Passionnée par ce qu’elle appelait les "causes oubliées", Camille Lepage était partie en Centrafrique avant même les débuts de l’opération Sangaris, pour témoigner du quotidien des populations victimes de cette guerre fratricide.
La mort de la photographe freelance Camille Lepage, à l’âge de 26 ans est une tragédie pour le journalisme. Son corps a été retrouvé dans une voiture entre Bouar et Garoua Boulai, à l’ouest de la République centrafricaine sur la route menant au Cameroun. « La dépouille mortelle de Mme Lepage a été trouvée lors d’une patrouille de la force Sangaris, à l’occasion d’un contrôle effectué sur un véhicule conduit par des éléments anti-balaka, dans la région de Bouar » a dit l’Elysée.
« Nous sommes profondément choqués de cette tragique disparition d’une jeune journaliste qui faisait preuve d’un extraordinaire courage dans son travail quotidien », déclare Christophe Deloire secrétaire général de Reporters sans frontières. « Nous avons eu la chance de la côtoyer entre deux reportages. En décembre 2013 déjà elle nous faisait part du climat de tensions croissantes pour les journalistes en Centrafrique. Sa mort odieuse montre à quel point les journalistes sont exposés au danger dans leur recherche de l’information, en République centrafricaine comme sur d’autres terrains de conflit ».
Malgré son jeune âge, Camille Lepage avait déjà une riche expérience de reporter photographe. Après avoir sillonné l’Europe au début de sa carrière, elle avait couvert la Révolution égyptienne en 2011 avant de s’envoler vers l’Afrique où elle a capté les premiers pas du nouveau Soudan du Sud en 2012 et rappelé l’horreur des conflits des Monts Nuba au Soudan. Passionnée par ce qu’elle appelait les « causes oubliées », elle était partie en Centrafrique avant même les débuts de l’opération Sangaris, pour témoigner du quotidien des populations victimes de cette guerre fratricide. Là, selon ses confrères, elle s’est illustrée par son courage, allant toujours au devant de l’action, au contact des ex-Seleka dans les quartiers de Bangui ou couvrant les opérations de désarmement.

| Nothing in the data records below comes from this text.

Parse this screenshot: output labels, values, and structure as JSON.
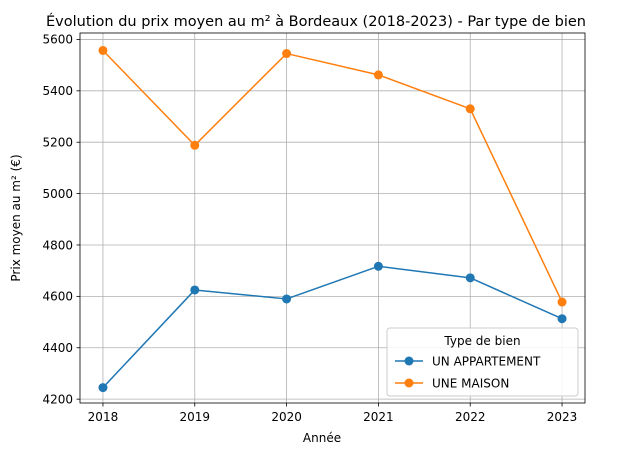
{
  "chart_data": {
    "type": "line",
    "title": "Évolution du prix moyen au m² à Bordeaux (2018-2023) - Par type de bien",
    "xlabel": "Année",
    "ylabel": "Prix moyen au m² (€)",
    "x": [
      2018,
      2019,
      2020,
      2021,
      2022,
      2023
    ],
    "xlim": [
      2017.75,
      2023.25
    ],
    "ylim": [
      4185,
      5625
    ],
    "yticks": [
      4200,
      4400,
      4600,
      4800,
      5000,
      5200,
      5400,
      5600
    ],
    "grid": true,
    "legend": {
      "title": "Type de bien",
      "placement": "lower-right"
    },
    "series": [
      {
        "name": "UN APPARTEMENT",
        "color": "#1f77b4",
        "marker": "circle",
        "values": [
          4245,
          4625,
          4590,
          4717,
          4672,
          4513
        ]
      },
      {
        "name": "UNE MAISON",
        "color": "#ff7f0e",
        "marker": "circle",
        "values": [
          5557,
          5188,
          5545,
          5462,
          5330,
          4578
        ]
      }
    ]
  }
}
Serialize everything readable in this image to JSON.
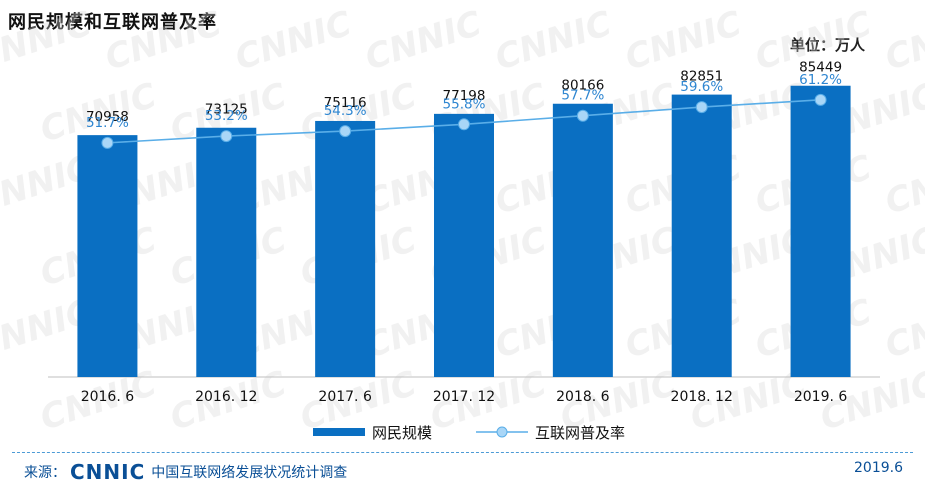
{
  "title": "网民规模和互联网普及率",
  "unit_label": "单位：万人",
  "watermark_text": "CNNIC",
  "colors": {
    "bar": "#0a6fc2",
    "line": "#5aaee8",
    "text_blue": "#0a4f96"
  },
  "chart_data": {
    "type": "bar",
    "categories": [
      "2016. 6",
      "2016. 12",
      "2017. 6",
      "2017. 12",
      "2018. 6",
      "2018. 12",
      "2019. 6"
    ],
    "series": [
      {
        "name": "网民规模",
        "type": "bar",
        "values": [
          70958,
          73125,
          75116,
          77198,
          80166,
          82851,
          85449
        ]
      },
      {
        "name": "互联网普及率",
        "type": "line",
        "values": [
          51.7,
          53.2,
          54.3,
          55.8,
          57.7,
          59.6,
          61.2
        ],
        "labels": [
          "51.7%",
          "53.2%",
          "54.3%",
          "55.8%",
          "57.7%",
          "59.6%",
          "61.2%"
        ]
      }
    ],
    "ylim": [
      0,
      93000
    ],
    "rate_ylim": [
      0,
      70
    ],
    "legend_position": "bottom-center",
    "grid": false
  },
  "footer": {
    "source_prefix": "来源：",
    "logo_text": "CNNIC",
    "source_name": "中国互联网络发展状况统计调查",
    "date": "2019.6"
  }
}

En septembre 2013, Reporters sans frontières lui avait prêté un gilet pare-balles pour un précédent reportage en République centrafricaine.
Le conflit en République centrafricaine, qui a débuté avec la prise de Bangui par la coalition rebelle des Seleka en mars 2013, a porté un grave coup à la liberté de l’information en Centrafrique. Les sièges de la majorité des radios et journaux ont alors été pillés par les rebelles des Seleka. Avec l’intensification du conflit en décembre 2013 et la montée des milices anti-balakas, les menaces se sont multipliées contre les journalistes, accusés par les deux bords de faire le jeu de l’une ou l’autre des factions. Nombre d’entre eux ont été contraints de se cacher ou de quitter le pays après avoir fait l’objet de menaces de mort. Aujourd’hui encore, la majorité des journalistes centrafricains n’exerce plus et ceux qui l’osent se voient régulièrement menacés.
La République centrafricaine a enregistré la plus grande chute au Classement de la liberté de la presse établi par Reporters sans frontières, avec une perte de 44 places. Situé à la 65ème place en 2013, le pays figure à la 109ème place sur 180 pays dans l’édition 2014 du Classement.
Selon le bilan établi par Reporters sans frontières, 75 journalistes sont morts dans le monde dans l’exercice de leur fonction en 2013. Depuis le début de 2014, 17 journalistes ont été tués dans l’exercice de leurs fonctions. Camille Lepage est la 18ème de cette liste funèbre.